1b.Approach (from AD-416)
The approach of this research will be (a) to develop specifications for physical, chemical, and/or biological soil characteristics for specified amenity grass uses and (b) to develop and test approaches for meeting these specifications using agricultural and/or industrial by-products as a soil amendment. Organic materials resulting from thermophilic anaerobic digestion of agricultural wastes are known to have biological value. As part of the multi-disciplinary Bioplex project, investigators at WVSU have developed recommended practices for the use of digested, poultry-litter solids and liquids as replacements for commercial fertilizers in row and vegetable crops. This project builds upon these research efforts by testing the potential for improving the chemical, physical, and biological characteristics of amenity grass soils using combinations of digested agricultural and/or industrial by-products as amendments.
Identification of locally available, cost effective, materials for Storm-water management systems was a critical issue in West Virginia. Collaboration with regional industrial quarry operations was established and quarry byproducts from different geologic formations were evaluated as quarts-sand replacement in soil mixes. Some of the findings were implemented in a field study. Local vendor and end-users were guided on the use and development of commercial soil mix products for selected land-uses. These practices have been adopted by one local construction company and products are being offered for sale and local use.
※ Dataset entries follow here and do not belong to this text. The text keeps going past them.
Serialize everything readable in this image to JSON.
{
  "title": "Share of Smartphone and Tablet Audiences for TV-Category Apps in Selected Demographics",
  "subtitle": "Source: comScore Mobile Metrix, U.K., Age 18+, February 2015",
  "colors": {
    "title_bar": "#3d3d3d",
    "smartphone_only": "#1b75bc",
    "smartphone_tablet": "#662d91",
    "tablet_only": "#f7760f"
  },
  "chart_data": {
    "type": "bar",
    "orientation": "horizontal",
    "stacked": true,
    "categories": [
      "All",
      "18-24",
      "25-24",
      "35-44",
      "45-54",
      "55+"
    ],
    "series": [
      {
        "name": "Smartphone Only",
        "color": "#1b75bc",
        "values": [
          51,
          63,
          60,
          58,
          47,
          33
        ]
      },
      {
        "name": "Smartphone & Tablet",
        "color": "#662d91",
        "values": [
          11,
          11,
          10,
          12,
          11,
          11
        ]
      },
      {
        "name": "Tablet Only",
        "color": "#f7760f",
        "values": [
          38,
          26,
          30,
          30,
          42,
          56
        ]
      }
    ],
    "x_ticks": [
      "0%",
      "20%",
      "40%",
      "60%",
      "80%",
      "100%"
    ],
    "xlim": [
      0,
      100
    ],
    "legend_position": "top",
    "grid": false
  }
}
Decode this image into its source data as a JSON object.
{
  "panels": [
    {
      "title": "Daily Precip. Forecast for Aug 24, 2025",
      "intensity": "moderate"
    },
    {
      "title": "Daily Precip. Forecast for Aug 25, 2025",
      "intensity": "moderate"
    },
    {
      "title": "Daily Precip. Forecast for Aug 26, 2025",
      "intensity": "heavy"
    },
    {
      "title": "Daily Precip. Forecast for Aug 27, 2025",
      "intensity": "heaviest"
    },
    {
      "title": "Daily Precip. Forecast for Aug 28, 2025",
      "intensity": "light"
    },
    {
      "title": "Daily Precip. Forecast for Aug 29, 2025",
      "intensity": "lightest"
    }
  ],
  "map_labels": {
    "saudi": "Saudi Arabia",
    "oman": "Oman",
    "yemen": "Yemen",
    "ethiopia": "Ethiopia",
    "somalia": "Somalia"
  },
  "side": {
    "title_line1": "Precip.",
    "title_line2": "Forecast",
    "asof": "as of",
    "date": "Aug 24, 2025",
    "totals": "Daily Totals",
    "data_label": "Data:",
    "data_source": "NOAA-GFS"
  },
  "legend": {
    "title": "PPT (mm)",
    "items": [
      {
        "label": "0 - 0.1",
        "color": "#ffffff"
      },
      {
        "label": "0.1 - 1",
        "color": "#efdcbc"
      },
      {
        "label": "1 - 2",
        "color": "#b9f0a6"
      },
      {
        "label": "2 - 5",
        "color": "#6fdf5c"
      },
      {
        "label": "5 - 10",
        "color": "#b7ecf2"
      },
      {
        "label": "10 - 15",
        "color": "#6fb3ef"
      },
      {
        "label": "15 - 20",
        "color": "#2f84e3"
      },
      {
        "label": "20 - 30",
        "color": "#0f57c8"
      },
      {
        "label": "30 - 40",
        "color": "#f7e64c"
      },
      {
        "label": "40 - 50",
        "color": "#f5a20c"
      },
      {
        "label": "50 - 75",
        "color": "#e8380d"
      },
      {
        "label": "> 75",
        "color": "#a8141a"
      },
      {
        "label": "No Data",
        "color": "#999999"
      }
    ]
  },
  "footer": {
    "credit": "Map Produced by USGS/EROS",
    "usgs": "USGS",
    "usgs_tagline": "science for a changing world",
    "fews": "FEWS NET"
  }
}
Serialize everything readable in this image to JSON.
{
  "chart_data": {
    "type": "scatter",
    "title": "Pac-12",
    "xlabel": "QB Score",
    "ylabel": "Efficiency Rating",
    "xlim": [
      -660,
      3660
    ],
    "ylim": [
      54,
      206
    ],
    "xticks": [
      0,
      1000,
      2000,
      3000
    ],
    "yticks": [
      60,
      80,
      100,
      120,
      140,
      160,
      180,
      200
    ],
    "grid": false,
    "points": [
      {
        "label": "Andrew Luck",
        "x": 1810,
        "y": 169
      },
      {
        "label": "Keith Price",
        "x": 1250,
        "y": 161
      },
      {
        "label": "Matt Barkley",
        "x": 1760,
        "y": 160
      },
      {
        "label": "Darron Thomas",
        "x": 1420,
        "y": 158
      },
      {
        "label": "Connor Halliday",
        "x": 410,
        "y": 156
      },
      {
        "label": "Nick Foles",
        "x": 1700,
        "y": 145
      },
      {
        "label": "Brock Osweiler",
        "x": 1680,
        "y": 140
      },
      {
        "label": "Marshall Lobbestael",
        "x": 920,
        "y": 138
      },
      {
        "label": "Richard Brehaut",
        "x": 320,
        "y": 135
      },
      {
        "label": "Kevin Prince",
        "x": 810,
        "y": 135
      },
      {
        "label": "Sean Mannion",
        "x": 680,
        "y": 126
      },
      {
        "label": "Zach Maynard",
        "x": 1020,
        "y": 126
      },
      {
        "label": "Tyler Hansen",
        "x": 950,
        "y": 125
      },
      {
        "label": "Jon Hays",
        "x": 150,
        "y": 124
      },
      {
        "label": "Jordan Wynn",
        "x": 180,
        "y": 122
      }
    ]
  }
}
Collaboration was established with state and federal government and universities to develop soil rating tool for storm-water management practices in West Virginia. A partnership was developed with soil vendors, end-users, and state and local governments to develop management practices and soil mixes to achieve land-use goals. One such practice (bio-infiltration system) was established in collaboration with a local city government and the performance of the developed soil mix and storm water management system are being monitored. This research has resulted in the creation of soil rating tool for storm water management practices for West Virginia which will be placed on the USDA-NRCS web page for general use by farmers, contractors and political units.
A recent by-product of energy development is biochar. Collaboration was established with ARS scientists at the Southern Regional Research Center (SRRC) and the Eastern Regional Research Center (ERRC), and with private industry to provide biochar from different feedstock and processing procedures. Feedstock and pyrolysis process and biochar activation effect on biochar properties were evaluated. Chicken manure biochar from different processing schemes applied at different application rates was evaluated as nutrient and liming source to a typical Appalachian acid soil. Leaching of dissolved organic carbon and nitrogen, nutrients and metals was evaluated. Recommended practices for enhancing soil fertility under environmentally sound biochar application rates were derived. Disc agglomeration techniques were developed to assure safe, effective, beneficial processing, handling and delivery of biochar as a surface applied soil amendment.
ADODR contact has been through phone and email messaging, quarterly meetings and mutual sampling on site.